El evento, que inició el 15 de mayo sin contar con autorización oficial, atrajo a cientos de motociclistas que participaron en desfiles, competencias y convivencias. A pesar de la falta de permiso, las autoridades implementaron operativos de seguridad para prevenir accidentes y proteger a los asistentes.
Durante el primer día, se confirmaron dos accidentes con saldo de dos muertos y un herido. El segundo día sumó cuatro fallecidos más, en su mayoría provenientes del Estado de México y la Ciudad de México. El tercer día registró cuatro accidentes viales en diferentes zonas de Acapulco, resultando en seis personas lesionadas.
En respuesta a los incidentes, se desplegaron más de 4,000 elementos de la Guardia Nacional, 500 de la Secretaría de Marina, 400 de la Secretaría de la Defensa Nacional, 500 de la Policía Estatal y personal de la Policía Municipal. Se instalaron más de 15 filtros de seguridad en puntos estratégicos para inhibir conductas de riesgo como acrobacias, exceso de velocidad o consumo de alcohol en vía pública. Hasta el 16 de mayo, más de 200 motocicletas fueron remitidas al corralón por irregularidades.
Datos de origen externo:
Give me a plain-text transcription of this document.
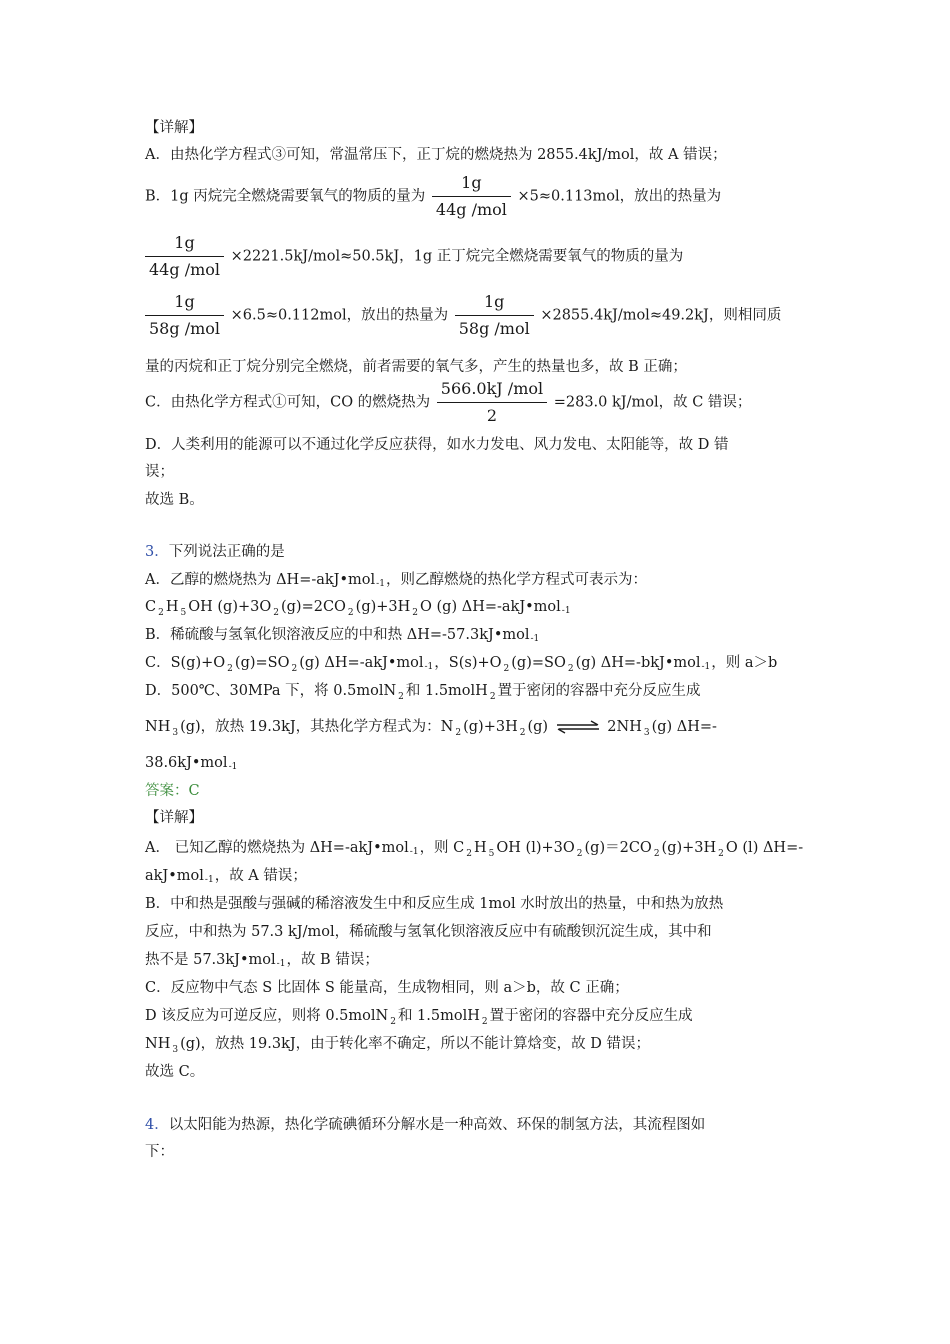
【详解】
A．由热化学方程式③可知，常温常压下，正丁烷的燃烧热为 2855.4kJ/mol，故 A 错误；
B．1g 丙烷完全燃烧需要氧气的物质的量为 $\frac{1g}{\text{44g /mol}} \times 5\approx 0.113mol$，放出的热量为
$\frac{1g}{\text{44g /mol}} \times 2221.5kJ/mol\approx 50.5kJ$，1g 正丁烷完全燃烧需要氧气的物质的量为
$\frac{1g}{\text{58g /mol}} \times 6.5\approx 0.112mol$，放出的热量为 $\frac{1g}{\text{58g /mol}} \times 2855.4kJ/mol\approx 49.2kJ$，则相同质
量的丙烷和正丁烷分别完全燃烧，前者需要的氧气多，产生的热量也多，故 B 正确；
C．由热化学方程式①可知，CO 的燃烧热为 $\frac{\text{566.0kJ /mol}}{2} =283.0$ kJ/mol，故 C 错误；
D．人类利用的能源可以不通过化学反应获得，如水力发电、风力发电、太阳能等，故 D 错
误；
故选 B。
3．下列说法正确的是
A．乙醇的燃烧热为 ΔH=-akJ•mol-1，则乙醇燃烧的热化学方程式可表示为：
C $_2$ H $_5$ OH (g)+3O $_2$ (g)=2CO $_2$ (g)+3H $_2$ O (g) ΔH=-akJ•mol-1
B．稀硫酸与氢氧化钡溶液反应的中和热 ΔH=-57.3kJ•mol-1
C．S(g)+O $_2$ (g)=SO $_2$ (g) ΔH=-akJ•mol-1，S(s)+O $_2$ (g)=SO $_2$ (g) ΔH=-bkJ•mol-1，则 a＞b
D．500℃、30MPa 下，将 0.5molN $_2$ 和 1.5molH $_2$ 置于密闭的容器中充分反应生成
NH $_3$ (g)，放热 19.3kJ，其热化学方程式为：N $_2$ (g)+3H $_2$ (g) ⇌ 2NH $_3$ (g) ΔH=-
38.6kJ•mol-1
答案：C
【详解】
A． 已知乙醇的燃烧热为 ΔH=-akJ•mol-1，则 C $_2$ H $_5$ OH (l)+3O $_2$ (g)＝2CO $_2$ (g)+3H $_2$ O (l) ΔH=-
akJ•mol-1，故 A 错误；
B．中和热是强酸与强碱的稀溶液发生中和反应生成 1mol 水时放出的热量，中和热为放热
反应，中和热为 57.3 kJ/mol，稀硫酸与氢氧化钡溶液反应中有硫酸钡沉淀生成，其中和
热不是 57.3kJ•mol-1，故 B 错误；
C．反应物中气态 S 比固体 S 能量高，生成物相同，则 a＞b，故 C 正确；
D 该反应为可逆反应，则将 0.5molN $_2$ 和 1.5molH $_2$ 置于密闭的容器中充分反应生成
NH $_3$ (g)，放热 19.3kJ，由于转化率不确定，所以不能计算焓变，故 D 错误；
故选 C。
4．以太阳能为热源，热化学硫碘循环分解水是一种高效、环保的制氢方法，其流程图如
下：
El subsecretario Rodríguez Cisneros reconoció que el evento no cuenta con autorización oficial, pero su realización genera una afluencia masiva de visitantes. "No se trata de confrontar, sino de proteger. La instrucción es clara: evitar accidentes, preservar el orden y, sobre todo, cuidar la vida", comentó en conferencia de prensa.
El festival está previsto para finalizar el 18 de mayo, con actividades que promueven el turismo en la región.